A December 2008 USA Today investigation into toxic air enveloping US schools and ensuing outrage have played a large role in spurring EPA to begin monitoring air quality around 62 schools in 22 states. The monitoring program, announced March 31, 2009, is expected to occur during the next 2 to 5 months, after which the agency says it will respond to the data it acquires.
Among the possible responses for each school, the agency could take actions to reduce emissions from local pollution sources, conduct further monitoring to better understand any problems, or stop monitoring if the agency determines that there are no serious threats.
- EPA program  (includes links to the specific school locations); regional EPA contacts are included here. 
- USA Today series. 
In addition to reporting on what EPA finds for each school (with results expected to be posted on the EPA Web site noted above), other issues to keep in mind include:
- If EPA tracks problems down to emission sources that have been violating their permits, why didn't the agency catch the problem sooner?
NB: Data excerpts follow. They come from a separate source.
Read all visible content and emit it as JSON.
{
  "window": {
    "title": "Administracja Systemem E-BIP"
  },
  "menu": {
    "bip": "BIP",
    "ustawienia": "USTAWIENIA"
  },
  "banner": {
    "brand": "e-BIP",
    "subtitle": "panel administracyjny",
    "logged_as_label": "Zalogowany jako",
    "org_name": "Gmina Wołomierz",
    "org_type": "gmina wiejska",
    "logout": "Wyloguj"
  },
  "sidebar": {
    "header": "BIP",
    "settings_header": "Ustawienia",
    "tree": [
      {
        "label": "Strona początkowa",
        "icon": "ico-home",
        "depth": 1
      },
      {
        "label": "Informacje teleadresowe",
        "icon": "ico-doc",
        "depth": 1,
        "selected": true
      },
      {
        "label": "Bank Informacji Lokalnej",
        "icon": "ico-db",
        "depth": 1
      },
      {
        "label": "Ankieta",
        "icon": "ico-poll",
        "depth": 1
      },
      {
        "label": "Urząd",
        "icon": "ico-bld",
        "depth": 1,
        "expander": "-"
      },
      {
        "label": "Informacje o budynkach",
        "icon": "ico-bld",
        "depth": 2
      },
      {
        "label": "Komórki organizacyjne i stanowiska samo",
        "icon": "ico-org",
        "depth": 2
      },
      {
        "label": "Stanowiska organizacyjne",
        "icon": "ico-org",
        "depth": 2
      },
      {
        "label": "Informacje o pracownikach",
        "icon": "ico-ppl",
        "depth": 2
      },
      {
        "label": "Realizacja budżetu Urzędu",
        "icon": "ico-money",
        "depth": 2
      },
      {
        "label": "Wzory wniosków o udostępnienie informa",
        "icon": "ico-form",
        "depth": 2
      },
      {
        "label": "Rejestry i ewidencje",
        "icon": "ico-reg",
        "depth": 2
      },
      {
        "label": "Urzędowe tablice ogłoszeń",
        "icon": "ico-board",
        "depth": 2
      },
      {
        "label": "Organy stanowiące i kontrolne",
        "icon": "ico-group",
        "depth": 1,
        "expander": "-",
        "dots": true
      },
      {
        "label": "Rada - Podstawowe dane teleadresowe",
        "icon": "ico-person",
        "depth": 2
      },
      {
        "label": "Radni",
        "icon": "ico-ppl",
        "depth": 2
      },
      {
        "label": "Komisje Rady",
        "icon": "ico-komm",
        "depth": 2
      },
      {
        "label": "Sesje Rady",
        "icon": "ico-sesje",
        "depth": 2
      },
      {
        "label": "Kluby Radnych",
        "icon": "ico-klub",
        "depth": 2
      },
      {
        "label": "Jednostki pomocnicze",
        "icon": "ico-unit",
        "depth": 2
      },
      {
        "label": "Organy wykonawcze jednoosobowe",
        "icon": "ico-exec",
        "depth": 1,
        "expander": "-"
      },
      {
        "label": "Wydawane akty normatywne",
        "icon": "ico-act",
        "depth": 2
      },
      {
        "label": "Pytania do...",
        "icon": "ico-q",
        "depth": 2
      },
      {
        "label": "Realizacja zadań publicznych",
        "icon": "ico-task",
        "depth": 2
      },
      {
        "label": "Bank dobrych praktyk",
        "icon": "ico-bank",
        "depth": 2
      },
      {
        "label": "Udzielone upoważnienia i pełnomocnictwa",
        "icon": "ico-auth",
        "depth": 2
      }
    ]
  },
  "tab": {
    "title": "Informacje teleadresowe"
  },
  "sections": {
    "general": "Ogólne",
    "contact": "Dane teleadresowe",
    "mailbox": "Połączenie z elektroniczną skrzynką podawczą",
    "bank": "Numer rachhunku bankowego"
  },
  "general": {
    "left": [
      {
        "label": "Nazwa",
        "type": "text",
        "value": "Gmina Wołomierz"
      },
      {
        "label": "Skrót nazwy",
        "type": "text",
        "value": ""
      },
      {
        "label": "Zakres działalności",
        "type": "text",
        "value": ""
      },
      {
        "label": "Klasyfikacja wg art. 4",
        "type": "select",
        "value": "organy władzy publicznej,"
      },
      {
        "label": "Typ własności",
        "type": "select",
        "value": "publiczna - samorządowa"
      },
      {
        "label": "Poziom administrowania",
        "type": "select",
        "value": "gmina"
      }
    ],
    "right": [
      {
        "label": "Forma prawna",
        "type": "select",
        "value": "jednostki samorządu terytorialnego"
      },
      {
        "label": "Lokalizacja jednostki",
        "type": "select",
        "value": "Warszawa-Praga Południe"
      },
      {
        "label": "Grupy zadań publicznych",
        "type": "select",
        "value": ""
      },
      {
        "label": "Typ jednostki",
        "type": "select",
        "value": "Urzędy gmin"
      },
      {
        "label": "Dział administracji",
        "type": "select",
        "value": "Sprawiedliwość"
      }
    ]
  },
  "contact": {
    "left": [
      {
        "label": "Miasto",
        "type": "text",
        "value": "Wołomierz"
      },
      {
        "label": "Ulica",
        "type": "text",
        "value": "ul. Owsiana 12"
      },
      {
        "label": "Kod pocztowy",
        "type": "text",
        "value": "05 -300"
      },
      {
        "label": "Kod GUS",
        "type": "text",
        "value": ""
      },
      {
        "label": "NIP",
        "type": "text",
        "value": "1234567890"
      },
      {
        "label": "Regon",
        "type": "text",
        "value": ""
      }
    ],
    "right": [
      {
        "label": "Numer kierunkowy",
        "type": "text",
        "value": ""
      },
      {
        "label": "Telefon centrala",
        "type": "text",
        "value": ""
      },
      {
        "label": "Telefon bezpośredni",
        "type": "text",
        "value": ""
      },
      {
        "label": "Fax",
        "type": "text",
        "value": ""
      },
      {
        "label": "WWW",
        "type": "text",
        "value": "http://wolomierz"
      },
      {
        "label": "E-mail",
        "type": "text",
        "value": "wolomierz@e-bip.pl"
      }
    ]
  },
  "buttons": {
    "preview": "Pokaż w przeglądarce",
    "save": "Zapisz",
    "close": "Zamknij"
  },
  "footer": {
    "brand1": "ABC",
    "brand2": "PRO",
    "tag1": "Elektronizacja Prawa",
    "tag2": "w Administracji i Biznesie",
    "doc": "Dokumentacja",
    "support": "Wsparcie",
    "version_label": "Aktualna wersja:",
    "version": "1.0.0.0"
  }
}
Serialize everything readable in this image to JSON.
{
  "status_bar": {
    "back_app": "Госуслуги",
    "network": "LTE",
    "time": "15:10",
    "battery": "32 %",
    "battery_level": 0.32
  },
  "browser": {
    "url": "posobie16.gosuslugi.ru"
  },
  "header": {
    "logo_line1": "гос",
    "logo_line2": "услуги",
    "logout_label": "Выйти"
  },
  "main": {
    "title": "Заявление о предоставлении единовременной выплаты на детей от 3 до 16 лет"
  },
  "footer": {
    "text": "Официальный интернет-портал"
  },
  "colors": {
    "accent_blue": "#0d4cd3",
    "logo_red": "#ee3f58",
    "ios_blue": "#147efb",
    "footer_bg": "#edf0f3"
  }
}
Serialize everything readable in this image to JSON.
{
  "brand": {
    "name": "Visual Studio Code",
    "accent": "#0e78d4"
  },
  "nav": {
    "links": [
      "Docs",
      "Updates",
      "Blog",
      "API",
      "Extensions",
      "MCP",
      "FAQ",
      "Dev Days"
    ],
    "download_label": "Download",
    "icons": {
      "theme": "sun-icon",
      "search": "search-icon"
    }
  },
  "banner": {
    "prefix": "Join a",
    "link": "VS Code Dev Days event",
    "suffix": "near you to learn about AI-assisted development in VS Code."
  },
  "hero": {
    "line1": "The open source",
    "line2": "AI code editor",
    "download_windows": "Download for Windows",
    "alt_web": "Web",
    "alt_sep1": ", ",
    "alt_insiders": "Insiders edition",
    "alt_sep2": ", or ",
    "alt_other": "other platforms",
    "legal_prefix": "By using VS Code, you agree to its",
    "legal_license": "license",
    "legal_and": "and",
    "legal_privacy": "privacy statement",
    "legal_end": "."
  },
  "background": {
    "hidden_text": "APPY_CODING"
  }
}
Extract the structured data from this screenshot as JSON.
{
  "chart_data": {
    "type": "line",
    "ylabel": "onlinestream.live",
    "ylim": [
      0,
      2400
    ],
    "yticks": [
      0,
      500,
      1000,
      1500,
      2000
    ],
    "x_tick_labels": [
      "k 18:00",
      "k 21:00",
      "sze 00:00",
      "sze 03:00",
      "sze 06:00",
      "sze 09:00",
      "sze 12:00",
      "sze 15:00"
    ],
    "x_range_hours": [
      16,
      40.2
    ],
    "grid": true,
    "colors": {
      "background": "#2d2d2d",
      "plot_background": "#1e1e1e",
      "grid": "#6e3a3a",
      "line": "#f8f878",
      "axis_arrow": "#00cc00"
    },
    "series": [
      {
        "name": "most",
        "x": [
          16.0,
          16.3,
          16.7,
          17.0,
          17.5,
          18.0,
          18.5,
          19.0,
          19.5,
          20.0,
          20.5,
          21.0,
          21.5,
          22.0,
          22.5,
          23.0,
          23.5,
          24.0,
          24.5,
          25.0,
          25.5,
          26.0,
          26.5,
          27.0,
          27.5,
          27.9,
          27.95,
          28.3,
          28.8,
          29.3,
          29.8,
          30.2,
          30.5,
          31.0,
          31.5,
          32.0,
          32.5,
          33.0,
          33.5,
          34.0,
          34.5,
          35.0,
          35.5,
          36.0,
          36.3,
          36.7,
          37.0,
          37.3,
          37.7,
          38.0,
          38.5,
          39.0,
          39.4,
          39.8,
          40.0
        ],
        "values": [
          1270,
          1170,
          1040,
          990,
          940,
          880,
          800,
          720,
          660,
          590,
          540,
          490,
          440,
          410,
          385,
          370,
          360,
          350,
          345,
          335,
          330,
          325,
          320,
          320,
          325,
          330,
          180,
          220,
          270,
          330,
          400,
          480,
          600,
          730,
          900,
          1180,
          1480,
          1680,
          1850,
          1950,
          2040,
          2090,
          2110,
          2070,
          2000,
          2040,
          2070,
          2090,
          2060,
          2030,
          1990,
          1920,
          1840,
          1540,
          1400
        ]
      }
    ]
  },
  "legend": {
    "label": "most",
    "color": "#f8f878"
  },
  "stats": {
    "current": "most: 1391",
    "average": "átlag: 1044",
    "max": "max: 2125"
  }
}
- If there are no specific culprits identified, but problems are still acknowledged to exist, does this mean that EPA's approach, largely dependent on regulation of single substances and single sources, doesn't work?
- When EPA assesses the anticipated risk to children at the schools, will it be able to evaluate the combined, cumulative effects of all documented toxic substances?
- What is the situation for thousands of other schools around the country? USA Today identified 435 schools that its analysis found of potential concern, but there could be many more.
- Why are schools drawing such attention, compared to other areas of potential concern, such as inner city areas, industrial areas, environmental justice hotspots, hospitals, day-care centers, senior care facilities, or residential zones around high-emission sources?
- Why did it, once again, take a media investigation to trigger the agency to perform the role it should have been doing all along?
- What is the future of such media investigations, given the rapidly changing nature of the media business?